The Sarah Palin gap
The article is perhaps a little too pleased with itself as it spends most of its timing equating chavs with rednecks. However it makes a number of points that I agree with and have made in this blog and else where. Namely:
- Politics has become professionalised and this has denied the average person representation of people who are like them and hold their values. ( Oh yes the likes of Harriet Harperson and Theresa May go on about needing more Women etc - but they mean more women like them. Not the common people who they claim to lead. One of the most telling criticisms of the "A List" fiasco for the Conservative party was how diversity didn't seem to mean everyone should come from Kennsington and Chelsea. )
- The political system has become a conspiracy to deny the majority of people their say.
- The whole system chases the diminishing pool of floating voters.
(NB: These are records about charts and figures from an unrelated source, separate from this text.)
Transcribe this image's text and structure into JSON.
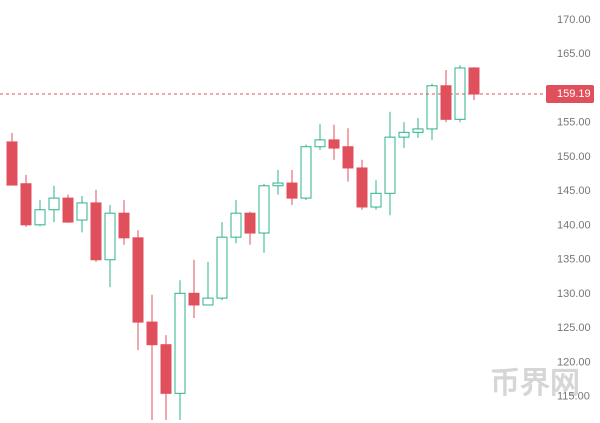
{
  "chart_data": {
    "type": "candlestick",
    "up_color": "#2bb38d",
    "down_color": "#e0505c",
    "ylim": [
      111.17,
      172.92
    ],
    "yticks": [
      {
        "value": 115,
        "label": "115.00"
      },
      {
        "value": 120,
        "label": "120.00"
      },
      {
        "value": 125,
        "label": "125.00"
      },
      {
        "value": 130,
        "label": "130.00"
      },
      {
        "value": 135,
        "label": "135.00"
      },
      {
        "value": 140,
        "label": "140.00"
      },
      {
        "value": 145,
        "label": "145.00"
      },
      {
        "value": 150,
        "label": "150.00"
      },
      {
        "value": 155,
        "label": "155.00"
      },
      {
        "value": 165,
        "label": "165.00"
      },
      {
        "value": 170,
        "label": "170.00"
      }
    ],
    "last_price": 159.19,
    "watermark": "币界网",
    "open": [
      152.2,
      146.1,
      140.1,
      142.3,
      144.0,
      140.8,
      143.3,
      135.0,
      141.8,
      138.2,
      125.9,
      122.6,
      115.5,
      130.1,
      128.4,
      129.4,
      138.3,
      141.8,
      138.9,
      145.8,
      146.2,
      144.0,
      151.5,
      152.5,
      151.5,
      148.4,
      142.7,
      144.7,
      152.9,
      153.6,
      154.1,
      160.4,
      155.5,
      163.0
    ],
    "high": [
      153.5,
      147.4,
      143.7,
      145.8,
      144.5,
      144.3,
      145.2,
      143.0,
      143.7,
      139.3,
      129.9,
      124.0,
      132.0,
      135.0,
      134.7,
      140.5,
      143.7,
      142.0,
      146.1,
      148.1,
      148.1,
      151.8,
      154.8,
      154.7,
      154.2,
      149.6,
      146.6,
      156.6,
      155.1,
      155.7,
      160.7,
      162.7,
      163.4,
      163.1
    ],
    "low": [
      145.9,
      139.8,
      139.9,
      140.5,
      140.4,
      139.0,
      134.7,
      131.0,
      137.2,
      121.8,
      111.6,
      111.6,
      111.6,
      126.5,
      128.4,
      129.1,
      137.4,
      137.2,
      136.0,
      144.5,
      143.0,
      143.7,
      151.0,
      149.6,
      146.4,
      142.3,
      142.3,
      141.5,
      151.3,
      152.8,
      152.5,
      155.1,
      155.1,
      158.3
    ],
    "close": [
      145.9,
      140.1,
      142.3,
      144.0,
      140.5,
      143.3,
      135.0,
      141.8,
      138.2,
      125.9,
      122.6,
      115.5,
      130.1,
      128.4,
      129.4,
      138.3,
      141.8,
      138.9,
      145.8,
      146.2,
      144.0,
      151.5,
      152.5,
      151.3,
      148.4,
      142.7,
      144.7,
      152.9,
      153.6,
      154.1,
      160.4,
      155.5,
      163.0,
      159.19
    ]
  }
}
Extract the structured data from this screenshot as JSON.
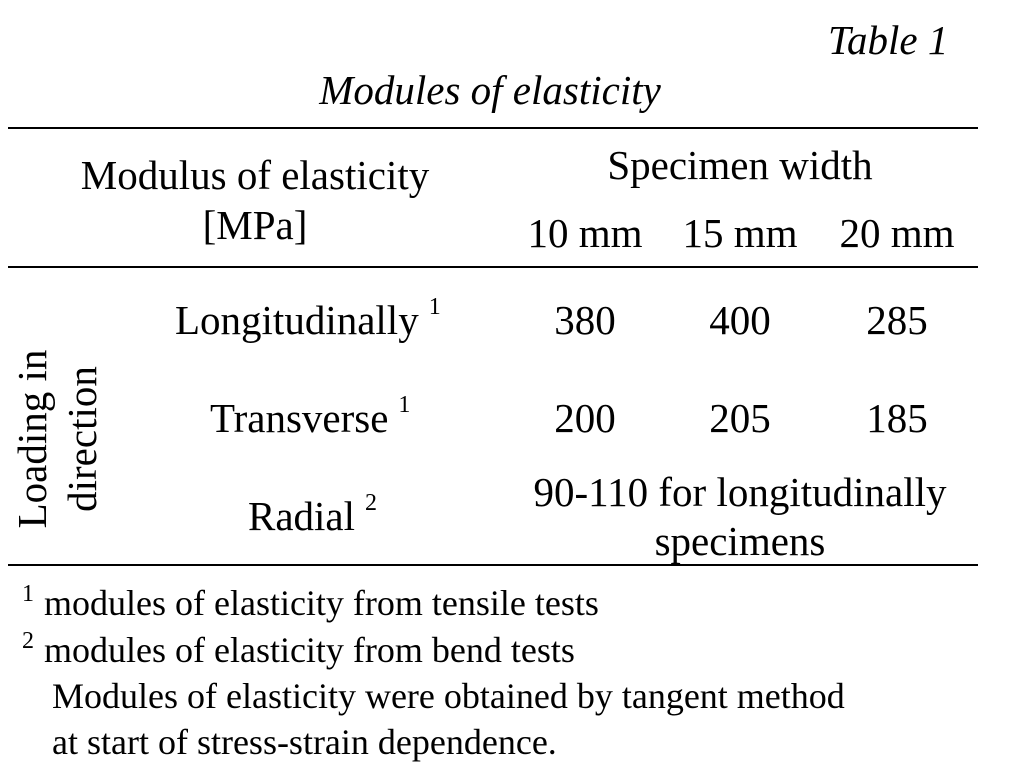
{
  "table_label": "Table 1",
  "caption": "Modules of elasticity",
  "header": {
    "left_line1": "Modulus of elasticity",
    "left_line2": "[MPa]",
    "group": "Specimen width",
    "columns": [
      "10 mm",
      "15 mm",
      "20 mm"
    ]
  },
  "row_group": {
    "line1": "Loading in",
    "line2": "direction"
  },
  "rows": [
    {
      "label": "Longitudinally",
      "mark": "1",
      "values": [
        "380",
        "400",
        "285"
      ]
    },
    {
      "label": "Transverse",
      "mark": "1",
      "values": [
        "200",
        "205",
        "185"
      ]
    },
    {
      "label": "Radial",
      "mark": "2",
      "merged_line1": "90-110 for longitudinally",
      "merged_line2": "specimens"
    }
  ],
  "footnotes": [
    {
      "mark": "1",
      "text": "modules of elasticity from tensile tests"
    },
    {
      "mark": "2",
      "text": "modules of elasticity from bend tests"
    }
  ],
  "note_line1": "Modules of elasticity were obtained by tangent method",
  "note_line2": "at start of stress-strain dependence."
}
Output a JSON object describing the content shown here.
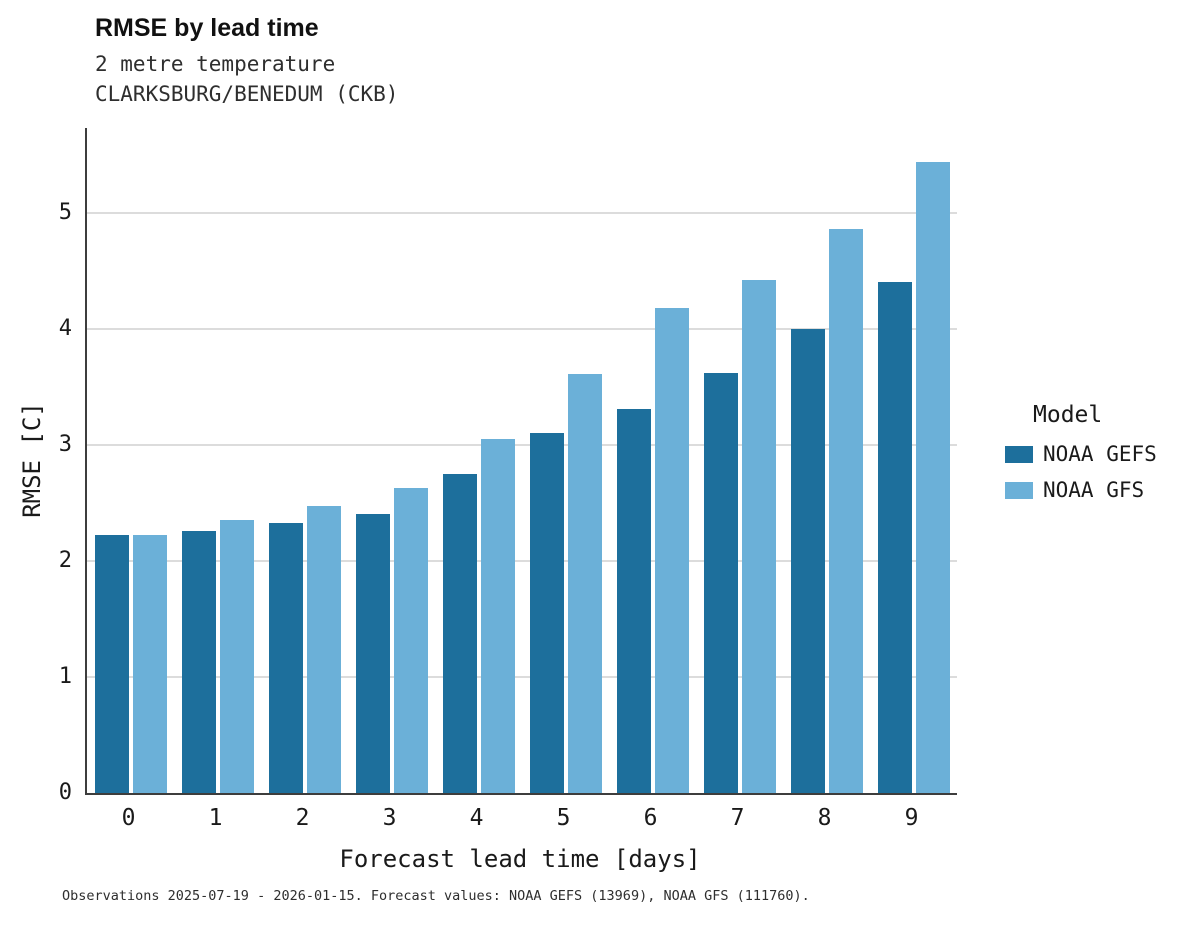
{
  "header": {
    "title": "RMSE by lead time",
    "subtitle_line1": "2 metre temperature",
    "subtitle_line2": "CLARKSBURG/BENEDUM (CKB)"
  },
  "legend": {
    "title": "Model",
    "entries": [
      {
        "label": "NOAA GEFS",
        "color": "#1d6f9c"
      },
      {
        "label": "NOAA GFS",
        "color": "#6bb0d8"
      }
    ]
  },
  "caption": "Observations 2025-07-19 - 2026-01-15. Forecast values: NOAA GEFS (13969), NOAA GFS (111760).",
  "chart_data": {
    "type": "bar",
    "title": "RMSE by lead time",
    "subtitle": [
      "2 metre temperature",
      "CLARKSBURG/BENEDUM (CKB)"
    ],
    "xlabel": "Forecast lead time [days]",
    "ylabel": "RMSE [C]",
    "categories": [
      "0",
      "1",
      "2",
      "3",
      "4",
      "5",
      "6",
      "7",
      "8",
      "9"
    ],
    "series": [
      {
        "name": "NOAA GEFS",
        "color": "#1d6f9c",
        "values": [
          2.22,
          2.26,
          2.33,
          2.4,
          2.75,
          3.1,
          3.31,
          3.62,
          4.0,
          4.4
        ]
      },
      {
        "name": "NOAA GFS",
        "color": "#6bb0d8",
        "values": [
          2.22,
          2.35,
          2.47,
          2.63,
          3.05,
          3.61,
          4.18,
          4.42,
          4.86,
          5.44
        ]
      }
    ],
    "ylim": [
      0,
      5.73
    ],
    "yticks": [
      0,
      1,
      2,
      3,
      4,
      5
    ],
    "grid": "horizontal",
    "legend_position": "right"
  }
}
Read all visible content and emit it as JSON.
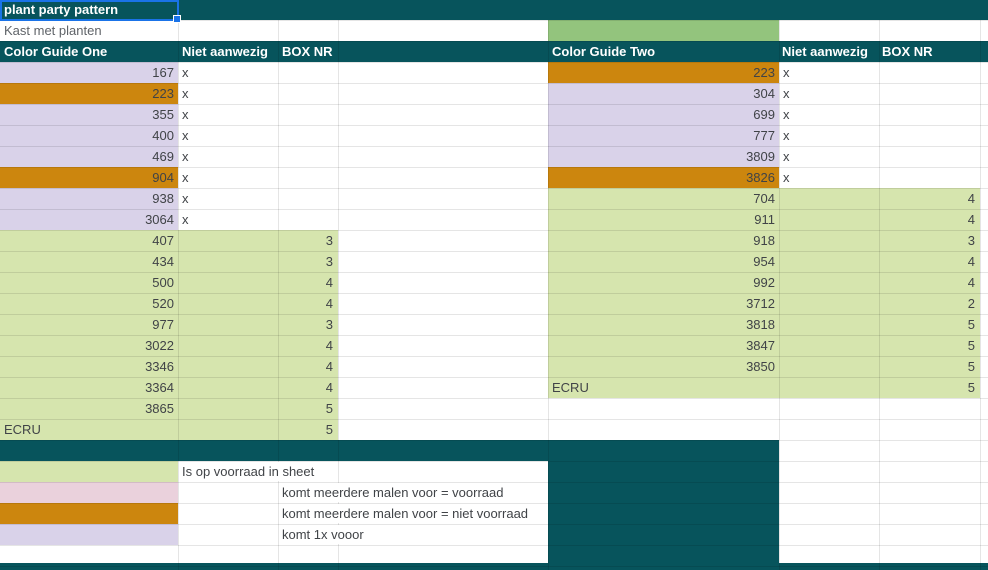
{
  "sheet": {
    "title_cell": "plant party pattern",
    "subtitle_cell": "Kast met planten"
  },
  "tables": [
    {
      "title": "Color Guide One",
      "col_absent": "Niet aanwezig",
      "col_box": "BOX NR",
      "rows": [
        {
          "code": "167",
          "swatch": "lavender",
          "absent": "x",
          "box": ""
        },
        {
          "code": "223",
          "swatch": "orange",
          "absent": "x",
          "box": ""
        },
        {
          "code": "355",
          "swatch": "lavender",
          "absent": "x",
          "box": ""
        },
        {
          "code": "400",
          "swatch": "lavender",
          "absent": "x",
          "box": ""
        },
        {
          "code": "469",
          "swatch": "lavender",
          "absent": "x",
          "box": ""
        },
        {
          "code": "904",
          "swatch": "orange",
          "absent": "x",
          "box": ""
        },
        {
          "code": "938",
          "swatch": "lavender",
          "absent": "x",
          "box": ""
        },
        {
          "code": "3064",
          "swatch": "lavender",
          "absent": "x",
          "box": ""
        },
        {
          "code": "407",
          "swatch": "green",
          "absent": "",
          "box": "3"
        },
        {
          "code": "434",
          "swatch": "green",
          "absent": "",
          "box": "3"
        },
        {
          "code": "500",
          "swatch": "green",
          "absent": "",
          "box": "4"
        },
        {
          "code": "520",
          "swatch": "green",
          "absent": "",
          "box": "4"
        },
        {
          "code": "977",
          "swatch": "green",
          "absent": "",
          "box": "3"
        },
        {
          "code": "3022",
          "swatch": "green",
          "absent": "",
          "box": "4"
        },
        {
          "code": "3346",
          "swatch": "green",
          "absent": "",
          "box": "4"
        },
        {
          "code": "3364",
          "swatch": "green",
          "absent": "",
          "box": "4"
        },
        {
          "code": "3865",
          "swatch": "green",
          "absent": "",
          "box": "5"
        },
        {
          "code": "ECRU",
          "swatch": "green",
          "absent": "",
          "box": "5"
        }
      ]
    },
    {
      "title": "Color Guide Two",
      "col_absent": "Niet aanwezig",
      "col_box": "BOX NR",
      "rows": [
        {
          "code": "223",
          "swatch": "orange",
          "absent": "x",
          "box": ""
        },
        {
          "code": "304",
          "swatch": "lavender",
          "absent": "x",
          "box": ""
        },
        {
          "code": "699",
          "swatch": "lavender",
          "absent": "x",
          "box": ""
        },
        {
          "code": "777",
          "swatch": "lavender",
          "absent": "x",
          "box": ""
        },
        {
          "code": "3809",
          "swatch": "lavender",
          "absent": "x",
          "box": ""
        },
        {
          "code": "3826",
          "swatch": "orange",
          "absent": "x",
          "box": ""
        },
        {
          "code": "704",
          "swatch": "green",
          "absent": "",
          "box": "4"
        },
        {
          "code": "911",
          "swatch": "green",
          "absent": "",
          "box": "4"
        },
        {
          "code": "918",
          "swatch": "green",
          "absent": "",
          "box": "3"
        },
        {
          "code": "954",
          "swatch": "green",
          "absent": "",
          "box": "4"
        },
        {
          "code": "992",
          "swatch": "green",
          "absent": "",
          "box": "4"
        },
        {
          "code": "3712",
          "swatch": "green",
          "absent": "",
          "box": "2"
        },
        {
          "code": "3818",
          "swatch": "green",
          "absent": "",
          "box": "5"
        },
        {
          "code": "3847",
          "swatch": "green",
          "absent": "",
          "box": "5"
        },
        {
          "code": "3850",
          "swatch": "green",
          "absent": "",
          "box": "5"
        },
        {
          "code": "ECRU",
          "swatch": "green",
          "absent": "",
          "box": "5"
        }
      ]
    }
  ],
  "legend": {
    "items": [
      {
        "swatch": "green",
        "label": "Is op voorraad in sheet"
      },
      {
        "swatch": "pink",
        "label": "komt meerdere malen voor = voorraad"
      },
      {
        "swatch": "orange",
        "label": "komt meerdere malen voor = niet voorraad"
      },
      {
        "swatch": "lavender",
        "label": "komt 1x vooor"
      }
    ]
  },
  "colors": {
    "teal": "#07545c",
    "lavender": "#d9d2e9",
    "orange": "#cc860e",
    "green": "#d6e5ae",
    "green_accent": "#93c47d",
    "pink": "#ead1dc",
    "selection": "#1a73e8",
    "text_dark": "#404347",
    "text_gray": "#5f6368"
  }
}
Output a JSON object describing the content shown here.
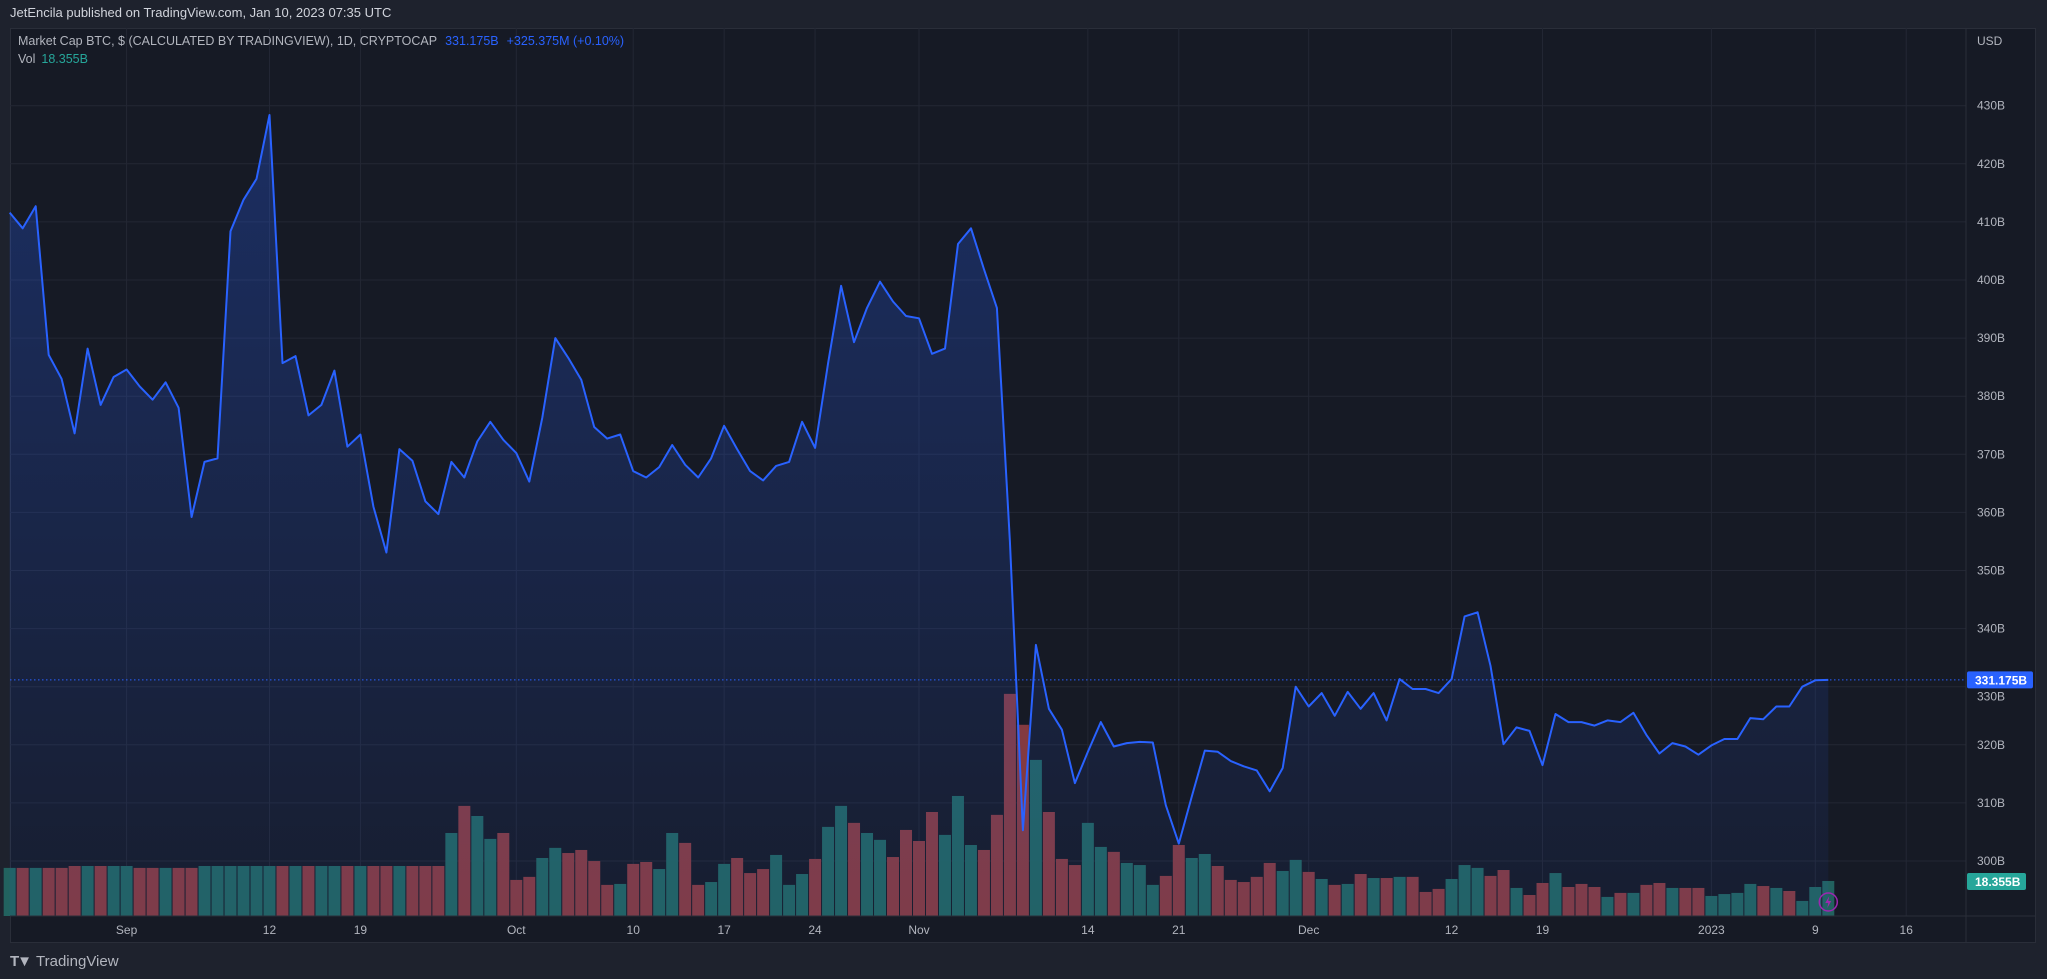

With those in 'safe' seats ignored. ( Labour has just found out the cost of that - the Conservatives came close in the Bromley byelection. )
Of course there used to be politicians who connected directly with their voters like Dennis Skinner and Norman Tebbit, but its getting harder for their likes to work their way through the party establoishments, serving their time a 'researchers', spAds, and think tank members before that all important moment when a safe seat becomes available and you have made all the right contacts to get yourself in. Just a shame these people have nearly nothing in common with the people the euligise and say they represent.
Norman Tebbit made a telling point in an interview for Tory Radio a year or more ago. He pointed out that a large amount of the population is now not voting at all, and there is an alternative startegy. Instead of chasing the feckless and clueless floating voters, you could go out and find you supporters who no longer turn out.
It look like its working for Sarah ....
Update: This extract from the article makes many of the key points:
That lack is in part a reflection of the boringly professionalised career that politics has become. There is still a small gang of old-school industrial Labour MPs, who huddle in solidarity in the House of Commons; but there used to be many more who had personal experience of the social problems they opined on. Politics is now a game played by slick graduates, who work in think-tanks or back rooms before climbing the pole to their own seats, and are unlikely to drop their aitches. The party machines weed out authentic mavericks much more mercilessly than America’s presidential system. This is as true of the Tories as it is of Labour, which is why neither side makes a fuss about it.